BELKİ biz öyle istediğimiz için vurguluyoruz. Belki de ‘parti içi demokrasi’yi boğan anlayışın dikişleri atmaya başladığı için, gerçeklerle özlemlerimiz uyumlu gidiyor:
Sonuçta, partiler, ‘parti içi demokrasi’nin doğum sancılarını çekiyor diye düşünüyoruz.
Çünkü önümüzde örnekler var:
CHP’de bu sancı yaşanmasa partinin lideri, üstelik kendine yakın delegelerin çoğunlukta olduğu 3 Temmuz Kurultayı’nı herkese kapatır mıydı?

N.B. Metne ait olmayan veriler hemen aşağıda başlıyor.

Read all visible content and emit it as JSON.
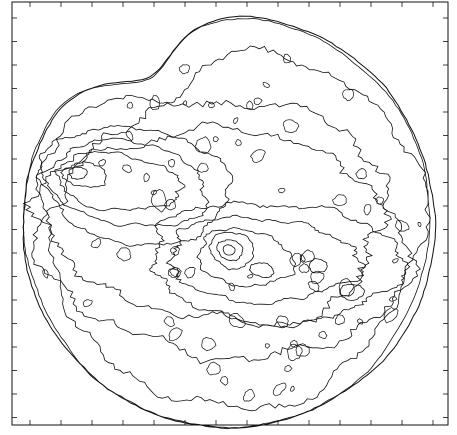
{
  "chart_data": {
    "type": "contour"
  }
}
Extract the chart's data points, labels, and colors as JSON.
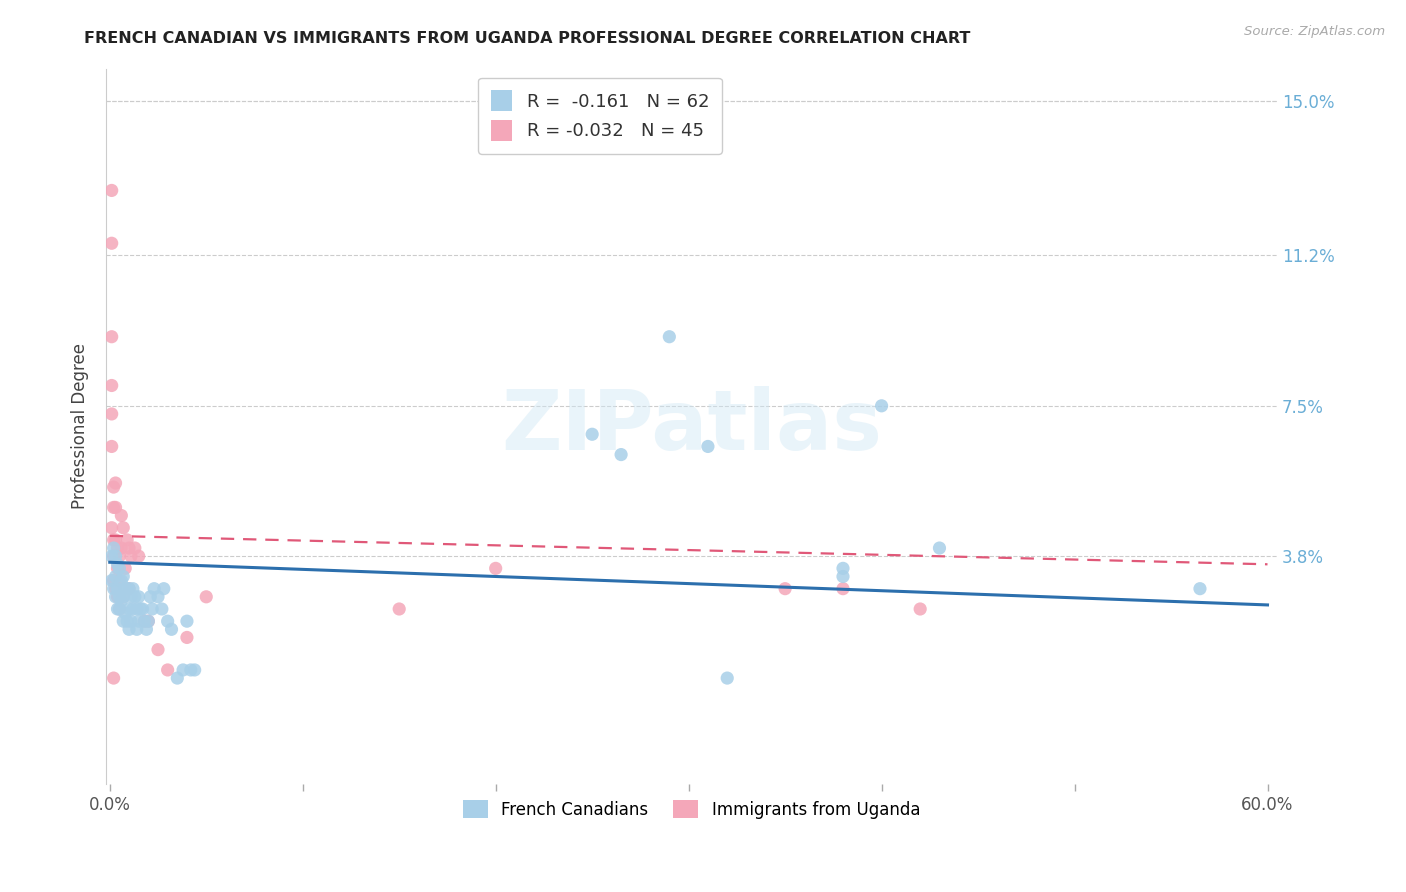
{
  "title": "FRENCH CANADIAN VS IMMIGRANTS FROM UGANDA PROFESSIONAL DEGREE CORRELATION CHART",
  "source": "Source: ZipAtlas.com",
  "ylabel": "Professional Degree",
  "right_ytick_labels": [
    "15.0%",
    "11.2%",
    "7.5%",
    "3.8%"
  ],
  "right_ytick_values": [
    0.15,
    0.112,
    0.075,
    0.038
  ],
  "xmin": -0.002,
  "xmax": 0.605,
  "ymin": -0.018,
  "ymax": 0.158,
  "legend_blue_r": "-0.161",
  "legend_blue_n": "62",
  "legend_pink_r": "-0.032",
  "legend_pink_n": "45",
  "blue_color": "#a8cfe8",
  "pink_color": "#f4a7b9",
  "blue_line_color": "#2c6fad",
  "pink_line_color": "#e05878",
  "blue_trend_x": [
    0.0,
    0.6
  ],
  "blue_trend_y": [
    0.0365,
    0.026
  ],
  "pink_trend_x": [
    0.0,
    0.6
  ],
  "pink_trend_y": [
    0.043,
    0.036
  ],
  "blue_scatter_x": [
    0.001,
    0.001,
    0.002,
    0.002,
    0.003,
    0.003,
    0.003,
    0.004,
    0.004,
    0.004,
    0.005,
    0.005,
    0.005,
    0.006,
    0.006,
    0.007,
    0.007,
    0.007,
    0.008,
    0.008,
    0.009,
    0.009,
    0.01,
    0.01,
    0.01,
    0.011,
    0.011,
    0.012,
    0.012,
    0.013,
    0.014,
    0.014,
    0.015,
    0.015,
    0.016,
    0.017,
    0.018,
    0.019,
    0.02,
    0.021,
    0.022,
    0.023,
    0.025,
    0.027,
    0.028,
    0.03,
    0.032,
    0.035,
    0.038,
    0.04,
    0.042,
    0.044,
    0.25,
    0.265,
    0.29,
    0.31,
    0.38,
    0.4,
    0.43,
    0.565,
    0.38,
    0.32
  ],
  "blue_scatter_y": [
    0.038,
    0.032,
    0.04,
    0.03,
    0.038,
    0.033,
    0.028,
    0.036,
    0.03,
    0.025,
    0.035,
    0.028,
    0.025,
    0.032,
    0.027,
    0.033,
    0.028,
    0.022,
    0.03,
    0.024,
    0.03,
    0.022,
    0.03,
    0.025,
    0.02,
    0.028,
    0.022,
    0.03,
    0.025,
    0.028,
    0.025,
    0.02,
    0.028,
    0.022,
    0.025,
    0.025,
    0.022,
    0.02,
    0.022,
    0.028,
    0.025,
    0.03,
    0.028,
    0.025,
    0.03,
    0.022,
    0.02,
    0.008,
    0.01,
    0.022,
    0.01,
    0.01,
    0.068,
    0.063,
    0.092,
    0.065,
    0.033,
    0.075,
    0.04,
    0.03,
    0.035,
    0.008
  ],
  "pink_scatter_x": [
    0.001,
    0.001,
    0.001,
    0.001,
    0.001,
    0.001,
    0.001,
    0.002,
    0.002,
    0.002,
    0.002,
    0.002,
    0.003,
    0.003,
    0.003,
    0.003,
    0.004,
    0.004,
    0.004,
    0.005,
    0.005,
    0.005,
    0.006,
    0.006,
    0.007,
    0.007,
    0.008,
    0.009,
    0.01,
    0.01,
    0.011,
    0.013,
    0.015,
    0.018,
    0.02,
    0.025,
    0.03,
    0.04,
    0.05,
    0.002,
    0.35,
    0.38,
    0.42,
    0.15,
    0.2
  ],
  "pink_scatter_y": [
    0.128,
    0.115,
    0.092,
    0.08,
    0.073,
    0.065,
    0.045,
    0.055,
    0.05,
    0.042,
    0.038,
    0.032,
    0.056,
    0.05,
    0.042,
    0.03,
    0.04,
    0.035,
    0.028,
    0.038,
    0.032,
    0.025,
    0.048,
    0.04,
    0.045,
    0.028,
    0.035,
    0.042,
    0.04,
    0.03,
    0.038,
    0.04,
    0.038,
    0.022,
    0.022,
    0.015,
    0.01,
    0.018,
    0.028,
    0.008,
    0.03,
    0.03,
    0.025,
    0.025,
    0.035
  ]
}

Önümüzdeki 25 Temmuz tarihinde Ankara’da toplanacak olan Demokratik Sol Parti (DSP) Kurultayı, bu açıdan bir başka örnek teşkil edecek.
Sanmayın ki örnekler bunlardan ibaret olacak:
TBMM’nin ‘milletvekili’ sıfatlı üyeleri, aslında ‘lidervekili’olarak çağrılmaları gerektiğinin ezikliğiyle bir şekilde harekete geçecekler. Parti içi demokrasiyi hayata sokacaklar.
Aslında Anayasa’nın ‘Siyasi partilerin faaliyetleri, parti içi düzenlemeleri ve çalışmaları demokrasi ilkelerine uygun olur. Bu ilkelerin uygulanması kanunla düzenlenir’ diyen 69’uncu maddesi ile Siyasi Partiler Yasası da bu dediğimizden başka bir şey istemiyor. Ama bu hükümlere önce siyasi partilerin liderleri uymuyor.
Nitekim Turgut Özal’ı iktidara getiren 6 Kasım 1983 seçimlerinden beri parti içi demokrasi Türkiye’de tamamen rafa kaldırılmış bulunuyor.
DSP Kurultayı’na işte o nedenle umutla bakıyoruz.
Bu parti bilindiği gibi 1985’te Bülent Ecevit’in siyasi yasaklı olduğu dönemde, şeklen eşi Rahşan Ecevit, aslında Bülent Ecevit tarafından kuruldu.
Ecevitler, partilerini demokratik bir anlayışla yönetmekten hep kaçındılar. Ancak Ecevitler’in uzun soluklu mücadele gücü, partiyi bir aşamada iktidara getirdi. DSP bu sırada ülkeye önemli hizmetlerde bulundu. Ama bunlar DSP’yi güçlendirmeye yetmedi. Tam tersine, parti içi demokrasiyle beslenmeyen parti, raşitik çocuklar gibi çelimsiz bir gövdeyle bugüne geldi. Nitekim partinin lideri Bülent Ecevit bile, büyüttüğü evladın olgunlaşmadığını düşündüğü için, kendisine halef tayin etti. Delegelere, ‘Siz doğru adamı seçmeyi beceremezsiniz, o nedenle şunu seçin’ dedi.
Demokrasiyi özümsediğinden kuşku duyulmayacak bir lider için ne kadar hazin bir durum.
İşte bu çemberi 25 Temmuz tarihinde yapılacak DSP Kurultayı’nda kırsa kırsa Ecevit’in son Başbakan Yardımcısı Prof. Dr. Şükrü Sina Gürel kırabilir.
Gürel, kendi liderine karşı bir isyan başlatmadan genel başkanlığa aday olduğunu ilan etti. Bununla kalmadı, ‘partiyi halka açacağını’ yani ‘Her yeni üye bir yeni sorundur’ anlayışını yıkıp ‘Her yeni üye, halkla bütünleşmenin yeni bir örneğidir’ anlayışını kuracağını açıkladı. Bizim sözlerimizle aktaralım... ‘Atatürk ilkelerinin sahibi, onurlu bir sol parti’ vaat etti.